Platinum and Palladium show global uptrend for commodities, on the verge of heavy losses in 2021


Palladium appears to be posting its first annual price drop in six years, and platinum is poised for its first loss in three years. The two metals challenge the overall strength of the commodities sector, which is poised to see its benchmark mark its best performance since 2009.

The negative impact on demand for the two metals, due to the global shortage of semiconductor chips, “has strongly influenced investor sentiment and positioning” in the Comex futures market, said Trevor Raymond, director. of research at the World Platinum Investment Council.

Platinum, however, is faring better than palladium this year. It may also be undervalued compared to palladium and gold.

As of December 3, the most active platinum futures contracts PLF22

came in at $ 926.20 an ounce, down more than 14% this year, according to Dow Jones Market Data. Platinum futures rose more than 10% last year, up for the second year in a row. PAH22 Palladium Futures Contracts

was $ 1,812.60 an ounce, more than 26% lower this year, which would mark the metal’s first annual loss since 2015. Palladium rose nearly 29% last year .

This year’s losses for both metals contrast with the S&P GSCI XX: SPGSCI,
a commodities index made up of 24 exchange-traded futures contracts across five physical commodity sectors, including precious and industrial metals, which is trading over 28% higher this year. He’s on track for the biggest annual gain in 12 years.

Given the shortage of semiconductor chips, which are used in automotive production, and the primary use of palladium in catalytic converters for gasoline vehicles, the loss of demand for palladium was “much greater than that of platinum, ”explains Raymond. Platinum is mainly used in catalytic converters in diesel cars, and there are many more light-duty gasoline vehicles than diesel vehicles around the world, he says.

The higher price of palladium contributed to its larger loss this year. “The volume of platinum replacing palladium at a 1 to 1 ratio has become more public, and the consequent loss of demand for palladium has added to negative investor sentiment,” Raymond said.

Platinum mining supply continued to “gradually recover” from last year’s Covid-19 operational disruptions, with total mining supply expected to increase 19% this year, to 8.235 million ounces, according to the World Platinum Investment Council’s Platinum Quarterly report published in November. 24, which is based on research from Metals Focus.

Demand for platinum is also expected to grow 14% in the automotive sector and 26% in the industrial sector this year, according to the report, but investment demand for the metal is expected to decline 86% year-on-year. . Against this backdrop, WPIC is forecasting an oversupply of platinum of 769,000 ounces this year and 637,000 ounces next year.

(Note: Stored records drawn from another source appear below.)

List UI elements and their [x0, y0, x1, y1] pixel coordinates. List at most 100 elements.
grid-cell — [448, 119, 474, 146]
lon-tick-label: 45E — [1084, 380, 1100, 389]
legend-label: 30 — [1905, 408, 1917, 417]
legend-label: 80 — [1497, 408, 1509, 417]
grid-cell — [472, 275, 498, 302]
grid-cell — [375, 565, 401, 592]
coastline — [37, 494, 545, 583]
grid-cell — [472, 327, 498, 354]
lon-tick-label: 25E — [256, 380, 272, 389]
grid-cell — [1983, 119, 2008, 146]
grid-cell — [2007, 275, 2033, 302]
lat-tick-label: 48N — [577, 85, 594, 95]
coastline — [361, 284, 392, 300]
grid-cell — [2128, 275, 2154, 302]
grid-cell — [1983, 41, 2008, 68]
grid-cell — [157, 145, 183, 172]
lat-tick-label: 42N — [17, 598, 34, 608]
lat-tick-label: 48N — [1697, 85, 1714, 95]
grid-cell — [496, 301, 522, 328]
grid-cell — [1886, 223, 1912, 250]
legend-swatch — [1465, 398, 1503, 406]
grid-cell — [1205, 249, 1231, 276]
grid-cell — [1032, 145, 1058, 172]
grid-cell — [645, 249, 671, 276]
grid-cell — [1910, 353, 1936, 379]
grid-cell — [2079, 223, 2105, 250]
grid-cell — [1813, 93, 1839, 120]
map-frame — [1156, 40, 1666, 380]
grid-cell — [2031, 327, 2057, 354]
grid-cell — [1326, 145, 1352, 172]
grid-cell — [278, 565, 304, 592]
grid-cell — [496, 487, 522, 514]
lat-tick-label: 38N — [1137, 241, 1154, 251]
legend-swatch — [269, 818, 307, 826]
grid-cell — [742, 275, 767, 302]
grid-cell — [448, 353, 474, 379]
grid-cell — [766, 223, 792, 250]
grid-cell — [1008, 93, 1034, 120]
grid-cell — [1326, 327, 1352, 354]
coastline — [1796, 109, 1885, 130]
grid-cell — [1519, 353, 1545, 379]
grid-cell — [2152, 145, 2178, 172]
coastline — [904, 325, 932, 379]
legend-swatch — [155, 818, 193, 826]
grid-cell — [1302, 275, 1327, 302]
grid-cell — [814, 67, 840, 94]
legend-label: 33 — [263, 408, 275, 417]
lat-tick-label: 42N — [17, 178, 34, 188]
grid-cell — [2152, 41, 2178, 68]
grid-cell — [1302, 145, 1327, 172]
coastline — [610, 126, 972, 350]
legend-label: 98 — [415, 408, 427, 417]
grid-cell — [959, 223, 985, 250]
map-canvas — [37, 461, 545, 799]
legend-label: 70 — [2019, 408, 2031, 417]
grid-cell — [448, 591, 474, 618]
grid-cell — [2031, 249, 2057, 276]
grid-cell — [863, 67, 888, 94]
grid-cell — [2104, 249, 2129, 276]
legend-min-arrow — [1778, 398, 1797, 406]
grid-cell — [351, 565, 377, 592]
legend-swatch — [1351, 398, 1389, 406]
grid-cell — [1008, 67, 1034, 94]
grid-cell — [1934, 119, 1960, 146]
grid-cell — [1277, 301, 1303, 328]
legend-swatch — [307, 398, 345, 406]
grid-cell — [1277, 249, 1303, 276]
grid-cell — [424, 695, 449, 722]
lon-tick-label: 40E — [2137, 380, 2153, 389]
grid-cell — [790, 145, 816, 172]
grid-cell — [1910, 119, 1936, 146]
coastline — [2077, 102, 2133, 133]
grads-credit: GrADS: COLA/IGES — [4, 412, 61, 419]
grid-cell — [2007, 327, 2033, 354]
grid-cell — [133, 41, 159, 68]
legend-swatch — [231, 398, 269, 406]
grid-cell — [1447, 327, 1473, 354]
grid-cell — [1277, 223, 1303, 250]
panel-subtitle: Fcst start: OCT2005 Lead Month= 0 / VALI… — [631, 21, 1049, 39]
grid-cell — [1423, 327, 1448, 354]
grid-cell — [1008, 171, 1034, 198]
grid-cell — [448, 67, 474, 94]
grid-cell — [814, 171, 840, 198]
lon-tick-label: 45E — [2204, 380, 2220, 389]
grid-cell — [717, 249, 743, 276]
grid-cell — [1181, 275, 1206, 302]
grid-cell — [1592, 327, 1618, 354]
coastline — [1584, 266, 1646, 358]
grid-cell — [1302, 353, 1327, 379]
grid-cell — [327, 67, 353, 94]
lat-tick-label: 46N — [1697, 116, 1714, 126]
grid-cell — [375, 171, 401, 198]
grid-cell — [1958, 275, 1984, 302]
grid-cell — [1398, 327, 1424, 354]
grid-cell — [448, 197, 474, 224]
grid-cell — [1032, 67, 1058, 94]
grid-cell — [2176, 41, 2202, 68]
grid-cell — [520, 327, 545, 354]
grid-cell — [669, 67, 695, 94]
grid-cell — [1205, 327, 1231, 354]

The report says many of the trends that have dominated 2021 are expected to continue into the next year, but Raymond warns that the forecast for 2022 carries a “high degree of uncertainty.”

There is “high confidence” in the expected 1% growth in total platinum mining supply for 2022, as well as in the expected 13% reduction in industrial demand from the “exceptional” levels seen in 2021, according to the report. the WPIC report. But “it is less certain to what extent limitations in processing capacity may dampen the growth of automotive catalyst recycling later in the year, and to what extent vehicle sales and production will rebound as the market rebounds. semiconductor shortage will be solved “.

Platinum is “vastly undervalued relative to its 1: 1 substitution metallic palladium – and relative to gold.”

– Trevor Raymond, World Platinum Investment Council

Nonetheless, Raymond expects palladium prices to remain high as Chinese automakers buy the metal in the spot market for short-term use, and supply growth is “as limited as that of the platinum”. In addition, a rebound in palladium “could be dramatic if the problems in the supply chain of automakers ease.”

Platinum, meanwhile, is “vastly undervalued against its 1-to-1 substitute metallic palladium – and against gold,” he says.